No entanto, apesar de ser fã do trabalho de Morrison e de gostar do Miller, um cara carismático o suficiente pra levar um filme destes nas costas, a expressão “tom sombrio” me incomoda um bocado. “Claro, porque afinal os filmes sombrios da DC foram mesmo um sucesso gritante até o momento”, ironizou Kevin Maguire no Twitter, ao saber da notícia. Vale lembrar que justamente Maguire foi o responsável pelos desenhos da Liga da Justiça Internacional, a deliciosa e icônica fase cheia de humor do título da principal superequipe da DC.

E o Maguire tá certo aí, hein?

Miller poderia estar querendo dizer muitas coisas com “tom sombrio”, nas mais diferentes escalas e tons possíveis, levando em consideração que mesmo o Flash da série de TV do CW carrega nas tintas quando se trata da morte da mãe de Barry pelas mãos do Flash Reverso quando nosso herói ainda era uma criança, da injusta prisão de seu pai acusado do crime... Ô vida sofrida.

Temas que, aliás, a gente viu sendo abordados como parte de sua história contada brevemente no filme da Liga da Justiça. Mas o ponto é que a ÚLTIMA coisa que precisamos é de algo se focando PRINCIPALMENTE no arco dramático, na dor, no sofrimento, na angústia de Barry Allen. Porque isso vai ser quase como a visão cinematográfica das últimas três temporadas da série do Flash e que, cá entre nós, ninguém merece. Mas principalmente, isso vai ser quase como um retorno aos tons cinzas de BvS. Isso, cá entre nós, NINGUÉM merece MESMO.

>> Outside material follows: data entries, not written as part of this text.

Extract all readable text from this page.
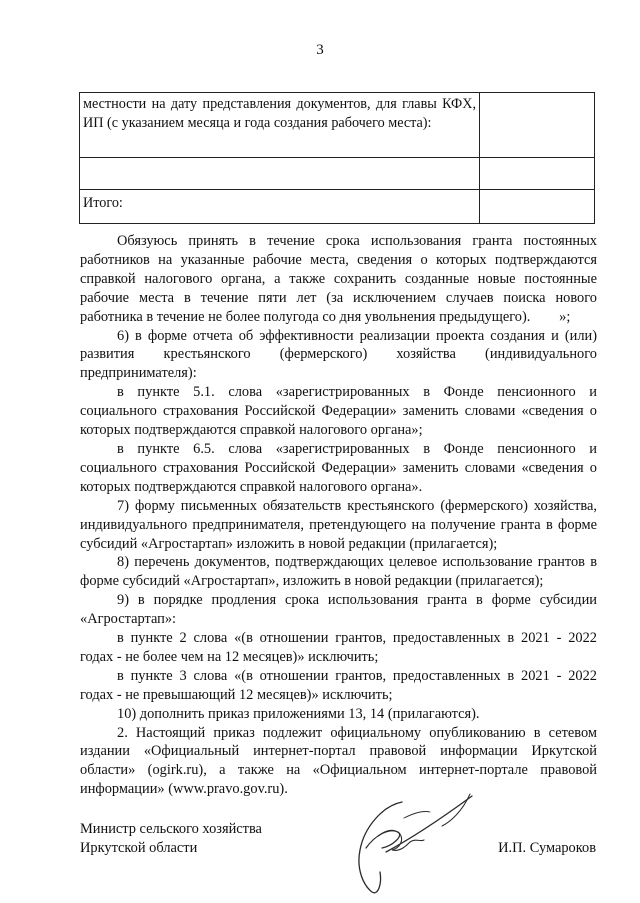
3
местности на дату представления документов, для главы КФХ, ИП (с указанием месяца и года создания рабочего места):	

Итого:	

Обязуюсь принять в течение срока использования гранта постоянных работников на указанные рабочие места, сведения о которых подтверждаются справкой налогового органа, а также сохранить созданные новые постоянные рабочие места в течение пяти лет (за исключением случаев поиска нового работника в течение не более полугода со дня увольнения предыдущего). »;

6) в форме отчета об эффективности реализации проекта создания и (или) развития крестьянского (фермерского) хозяйства (индивидуального предпринимателя):

в пункте 5.1. слова «зарегистрированных в Фонде пенсионного и социального страхования Российской Федерации» заменить словами «сведения о которых подтверждаются справкой налогового органа»;

в пункте 6.5. слова «зарегистрированных в Фонде пенсионного и социального страхования Российской Федерации» заменить словами «сведения о которых подтверждаются справкой налогового органа».

7) форму письменных обязательств крестьянского (фермерского) хозяйства, индивидуального предпринимателя, претендующего на получение гранта в форме субсидий «Агростартап» изложить в новой редакции (прилагается);

8) перечень документов, подтверждающих целевое использование грантов в форме субсидий «Агростартап», изложить в новой редакции (прилагается);

9) в порядке продления срока использования гранта в форме субсидии «Агростартап»:

в пункте 2 слова «(в отношении грантов, предоставленных в 2021 - 2022 годах - не более чем на 12 месяцев)» исключить;

в пункте 3 слова «(в отношении грантов, предоставленных в 2021 - 2022 годах - не превышающий 12 месяцев)» исключить;

10) дополнить приказ приложениями 13, 14 (прилагаются).

2. Настоящий приказ подлежит официальному опубликованию в сетевом издании «Официальный интернет-портал правовой информации Иркутской области» (ogirk.ru), а также на «Официальном интернет-портале правовой информации» (www.pravo.gov.ru).

Министр сельского хозяйства
Иркутской области	И.П. Сумароков
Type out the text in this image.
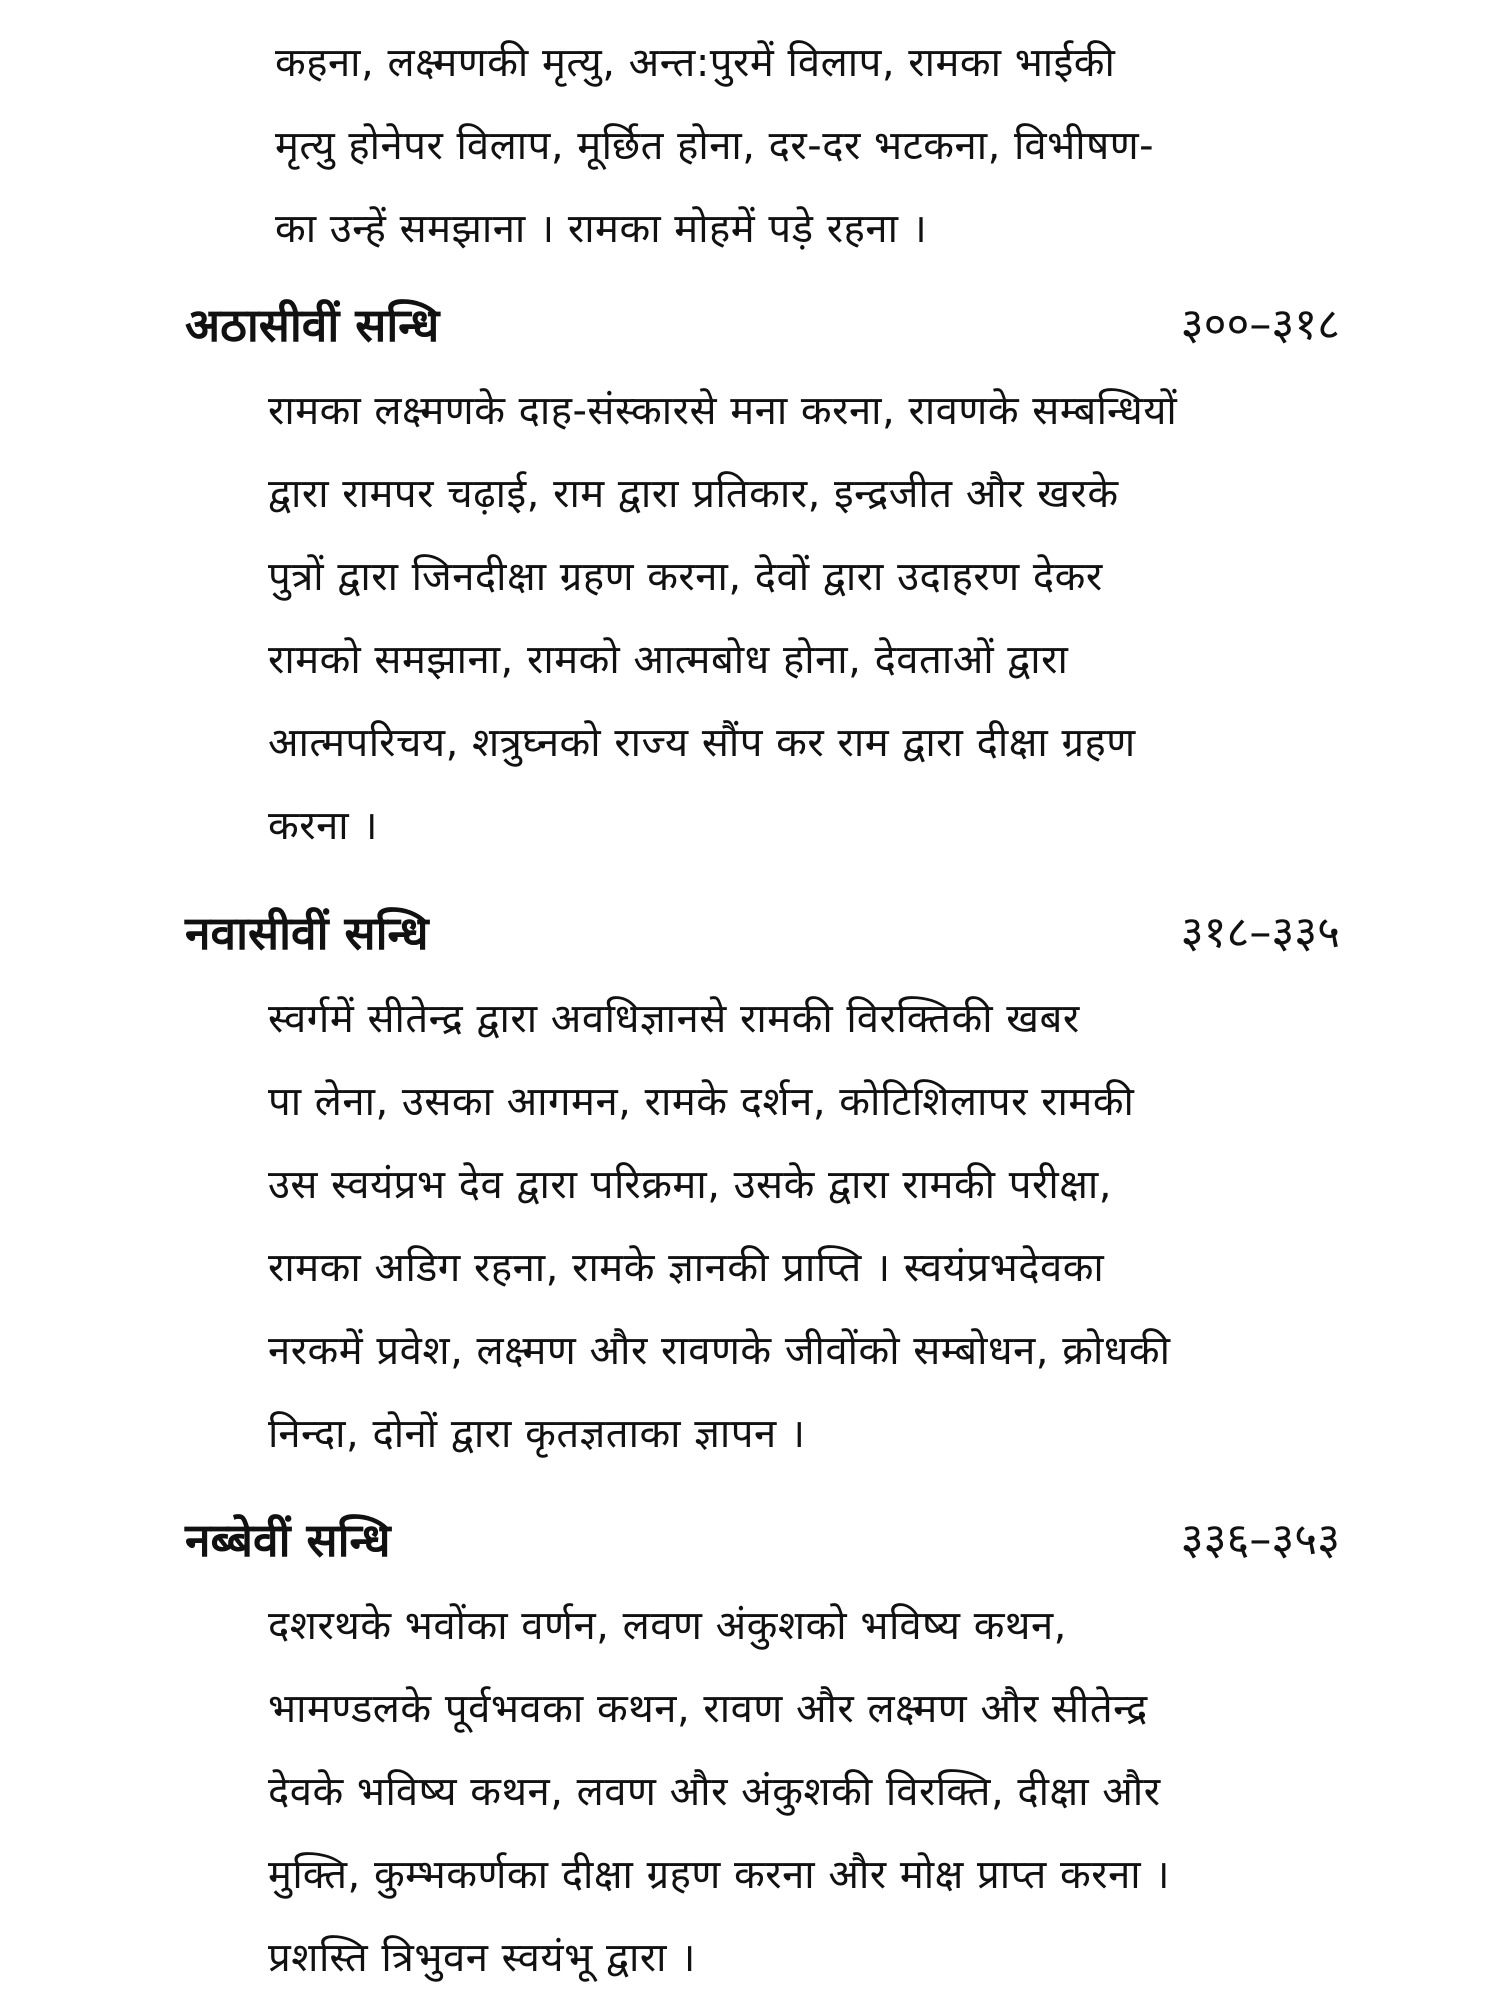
कहना, लक्ष्मणकी मृत्यु, अन्त:पुरमें विलाप, रामका भाईकी
मृत्यु होनेपर विलाप, मूर्छित होना, दर-दर भटकना, विभीषण-
का उन्हें समझाना । रामका मोहमें पड़े रहना ।
अठासीवीं सन्धि	३००–३१८
रामका लक्ष्मणके दाह-संस्कारसे मना करना, रावणके सम्बन्धियों
द्वारा रामपर चढ़ाई, राम द्वारा प्रतिकार, इन्द्रजीत और खरके
पुत्रों द्वारा जिनदीक्षा ग्रहण करना, देवों द्वारा उदाहरण देकर
रामको समझाना, रामको आत्मबोध होना, देवताओं द्वारा
आत्मपरिचय, शत्रुघ्नको राज्य सौंप कर राम द्वारा दीक्षा ग्रहण
करना ।
नवासीवीं सन्धि	३१८–३३५
स्वर्गमें सीतेन्द्र द्वारा अवधिज्ञानसे रामकी विरक्तिकी खबर
पा लेना, उसका आगमन, रामके दर्शन, कोटिशिलापर रामकी
उस स्वयंप्रभ देव द्वारा परिक्रमा, उसके द्वारा रामकी परीक्षा,
रामका अडिग रहना, रामके ज्ञानकी प्राप्ति । स्वयंप्रभदेवका
नरकमें प्रवेश, लक्ष्मण और रावणके जीवोंको सम्बोधन, क्रोधकी
निन्दा, दोनों द्वारा कृतज्ञताका ज्ञापन ।
नब्बेवीं सन्धि	३३६–३५३
दशरथके भवोंका वर्णन, लवण अंकुशको भविष्य कथन,
भामण्डलके पूर्वभवका कथन, रावण और लक्ष्मण और सीतेन्द्र
देवके भविष्य कथन, लवण और अंकुशकी विरक्ति, दीक्षा और
मुक्ति, कुम्भकर्णका दीक्षा ग्रहण करना और मोक्ष प्राप्त करना ।
प्रशस्ति त्रिभुवन स्वयंभू द्वारा ।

Na real, sendo bem honesto, a gente precisa bem mais de Wally West do que de Barry Allen nos cinemas. Ou, pelo menos, do que do Barry Allen clássico. Explico: depois que o Barry morreu durante a Crise nas Infinitas Terras, foi seu sobrinho Wally West, ajudante velocista que atendia pelo nome de Kid Flash, que vestiu o uniforme do tio e se tornou o Flash da vez. Apesar dos pesares, de todos os contratempos e dramas típicos de um gibi clássico de super-herói, Wally tinha um bom humor, uma verve piadista, que acabou tornando-se a principal inspiração para a visão do Flash tanto da série dos anos 90 quanto a atual, e também para o Flash que vimos na série animada da Liga da Justiça de Bruce Timm, aquela com John Stewart como Lanterna Verde e a presença da Mulher-Gavião.

Pra gente ser total e completamente honesto, depois destes Novos 52 / Renascimento da vida, com a volta em definitivo de Barry Allen, até mesmo ele tem um ar bem mais Wally West do que tinha antes.

Nas séries live-action, o Flash era/é Barry Allen. Mas claramente com uma personalidade bem mais Wally West. O mesmo Wally West que estava no desenho da Liga, o engraçadinho da turma, com um jeitão bastante “Homem-Aranha com supervelocidade”. E o mesmo Wally West que o próprio Grant Morrison escreveu, aliás. Tanto em sua bem-sucedida passagem pelo título da Liga da Justiça entre 1997 e 2000, quanto numa coleção de 11 edições, entre 1997 e 1998, no próprio título do Velocista Escarlate.

Esta passagem, repleta de momentos esquisitos, provocativos e brilhantes típicos da obra de Morrison, como um uniforme senciente que o coloca numa cadeira de rodas e uma corrida pelo espaço-tempo contra um alien chamado Krakkl — na verdade, um resquício da infância de Wally que pode destruir a realidade como conhecemos — foi uma dobradinha com outro escocês hoje igualmente conhecido, Mark Millar.

Há quem diga, inclusive, que Morrison estava apenas como “mentor” nesta fase, com Millar fazendo todo o trabalho pesado. Mas tanto faz: quem teve a chance de ler entre os números 130 e 141, sacou um bom equilíbrio entre tons. Porque dá pra ser divertido sem perder a seriedade. Não é preciso ser “sombrio” para poder ser profundo nos dramas do seu personagem.

Em 2014, numa edição impressa da hoje finada revista inglesa Comic Heroes, Morrison tinha dito que queria muito escrever um título mensal do Flash, que de acordo com ele seria o primeiro gibi que leu na vida.

“Quero explorar de verdade o que acontece quando você corre na velocidade da luz, entrar a fundo na ciência disso tudo”, afirmou o autor. No fim, acabou que nunca aconteceu. Mas será que podemos ter uma pista do caminho que ele pretende seguir com o Miller neste roteiro do filme?

De qualquer maneira, fica aqui uma dica de ouro pro Miller e pro Morrison: qualquer dúvida que vocês tiverem sobre o Flash, numa boa, liguem pro Mark Waid que ele ajuda a resolver.